Numa panela, coloque a água, o sal e o fio de óleo. Quando ferver, coloque o macarrão para cozinhar até o ponto desejado. Eu prefiro um pouquinho mais que “al dente”. Escorra e agregue ao molho.

Mas, enquanto o macarrão cozinha, em outra panela, frite o bacon, acrescente a cebola, mexa e deixe que ela murche. Acrescente o tomate, mexa e deixe refogar. Adicione o molho de tomate pronto, refogue mais um pouco e coloque a água. Abaixe o fogo e deixe cozinhar até reduzir e ficar um molho mais espesso. Acerte o sal, coloque as folhinhas de manjericão cortadas ou inteiras, acrescente o macarrão cozido e misture para a massa ficar toda envolvida no molho. Sirva o fussili regado ao azeite de oliva extra virgem, de preferência, e polvilhado com queijo ralado.
Bom apetite!

Obs. A história original desta receita você encontra no site Itália Catarinense que a traz com detalhes muito interessantes. Só para adiantar, a receita original é da cidade de Amatrice, próxima a Roma, e leva apenas guanciale (bochecha de porco curada: salgada e temperada com pimenta preta e outras especiarias, passando por um processo de cura em lugar fresco e ventilado por 2 meses), pimenta preta e spaghetti. A introdução de outros ingredientes nesta receita, como o tomate e o queijo, e o uso das massas bucattini e rigatoni veio do contato do povo de Amatrice com o de Roma. Além disto, houve também a introdução do uso da cebola pelos romanos, mas sem unanimidade, o que resultou em duas correntes de pensamento sobre a receita: a que usa e a que não usa a cebola. Como sou chegadinha em cebola, a minha versão sempre a terá presente.

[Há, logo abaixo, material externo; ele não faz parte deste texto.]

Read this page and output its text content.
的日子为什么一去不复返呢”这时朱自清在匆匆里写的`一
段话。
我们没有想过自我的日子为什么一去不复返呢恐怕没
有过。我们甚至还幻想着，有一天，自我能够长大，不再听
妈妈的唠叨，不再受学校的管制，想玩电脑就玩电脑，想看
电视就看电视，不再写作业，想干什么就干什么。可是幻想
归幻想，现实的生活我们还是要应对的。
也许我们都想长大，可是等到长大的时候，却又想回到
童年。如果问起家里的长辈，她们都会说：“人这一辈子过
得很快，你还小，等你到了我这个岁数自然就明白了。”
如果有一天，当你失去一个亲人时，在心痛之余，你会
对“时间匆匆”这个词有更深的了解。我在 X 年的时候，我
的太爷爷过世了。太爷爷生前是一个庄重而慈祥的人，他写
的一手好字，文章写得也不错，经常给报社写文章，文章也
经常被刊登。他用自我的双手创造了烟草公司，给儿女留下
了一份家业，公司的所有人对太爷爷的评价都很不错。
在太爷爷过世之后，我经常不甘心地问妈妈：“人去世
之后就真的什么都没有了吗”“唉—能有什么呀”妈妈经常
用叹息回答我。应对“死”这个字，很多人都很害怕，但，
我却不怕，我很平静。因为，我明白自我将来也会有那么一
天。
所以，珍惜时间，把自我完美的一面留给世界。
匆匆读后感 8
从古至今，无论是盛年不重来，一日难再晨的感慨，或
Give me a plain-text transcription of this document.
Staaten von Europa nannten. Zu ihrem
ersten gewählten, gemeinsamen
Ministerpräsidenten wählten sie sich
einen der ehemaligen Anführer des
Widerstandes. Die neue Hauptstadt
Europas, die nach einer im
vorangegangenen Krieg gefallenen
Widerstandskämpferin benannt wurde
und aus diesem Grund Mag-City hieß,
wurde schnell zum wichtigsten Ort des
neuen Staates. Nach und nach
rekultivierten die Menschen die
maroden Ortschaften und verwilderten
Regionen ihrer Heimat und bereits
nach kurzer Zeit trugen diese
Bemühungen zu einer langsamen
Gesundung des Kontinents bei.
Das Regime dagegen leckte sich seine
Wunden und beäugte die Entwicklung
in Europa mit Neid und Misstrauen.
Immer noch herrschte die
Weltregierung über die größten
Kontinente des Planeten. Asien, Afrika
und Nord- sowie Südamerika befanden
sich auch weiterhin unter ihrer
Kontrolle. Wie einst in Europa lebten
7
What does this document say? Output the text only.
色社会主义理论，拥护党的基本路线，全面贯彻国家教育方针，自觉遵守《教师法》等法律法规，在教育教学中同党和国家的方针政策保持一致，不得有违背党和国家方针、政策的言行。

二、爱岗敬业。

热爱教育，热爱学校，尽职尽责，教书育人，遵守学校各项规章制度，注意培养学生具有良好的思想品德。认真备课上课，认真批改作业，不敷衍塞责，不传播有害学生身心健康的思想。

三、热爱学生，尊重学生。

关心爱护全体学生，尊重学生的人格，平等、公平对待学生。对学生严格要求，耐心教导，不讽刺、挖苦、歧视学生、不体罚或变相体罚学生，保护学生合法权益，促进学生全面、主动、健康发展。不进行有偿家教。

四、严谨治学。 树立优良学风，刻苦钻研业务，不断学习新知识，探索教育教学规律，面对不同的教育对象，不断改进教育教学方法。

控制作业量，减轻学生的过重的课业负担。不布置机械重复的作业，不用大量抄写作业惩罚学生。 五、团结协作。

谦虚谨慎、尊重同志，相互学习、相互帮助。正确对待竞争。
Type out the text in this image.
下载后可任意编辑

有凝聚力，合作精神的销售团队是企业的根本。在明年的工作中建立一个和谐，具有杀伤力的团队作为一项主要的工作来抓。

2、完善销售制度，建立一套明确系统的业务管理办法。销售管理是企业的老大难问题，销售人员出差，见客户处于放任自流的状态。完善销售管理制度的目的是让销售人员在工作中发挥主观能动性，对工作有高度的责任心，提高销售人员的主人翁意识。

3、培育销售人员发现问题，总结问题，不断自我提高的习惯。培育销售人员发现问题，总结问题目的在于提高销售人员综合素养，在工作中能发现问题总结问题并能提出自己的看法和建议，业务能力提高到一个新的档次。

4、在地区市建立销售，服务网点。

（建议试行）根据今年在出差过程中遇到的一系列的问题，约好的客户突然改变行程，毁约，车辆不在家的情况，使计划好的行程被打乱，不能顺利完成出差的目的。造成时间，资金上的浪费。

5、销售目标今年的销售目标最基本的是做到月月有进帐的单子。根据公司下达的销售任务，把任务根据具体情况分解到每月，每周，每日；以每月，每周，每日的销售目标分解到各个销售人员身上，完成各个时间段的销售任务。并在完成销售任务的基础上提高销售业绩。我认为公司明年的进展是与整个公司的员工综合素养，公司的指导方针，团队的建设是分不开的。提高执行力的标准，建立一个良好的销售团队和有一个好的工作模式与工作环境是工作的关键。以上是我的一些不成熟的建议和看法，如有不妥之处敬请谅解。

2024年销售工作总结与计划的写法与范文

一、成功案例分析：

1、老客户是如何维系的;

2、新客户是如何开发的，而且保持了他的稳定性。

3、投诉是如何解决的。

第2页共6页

Bom, quem quiser ler a matéria completa entre no link do site acima e depois delicie-se  fazendo a versão que quiser. Como eu conheci a história do prato depois de tê-lo feito, não coloquei pimenta, que é um dos ingredientes originais e marcantes da receita. Mas nem se eu quisesse, poderia colocá-la, pois aqui em casa só a aprecio.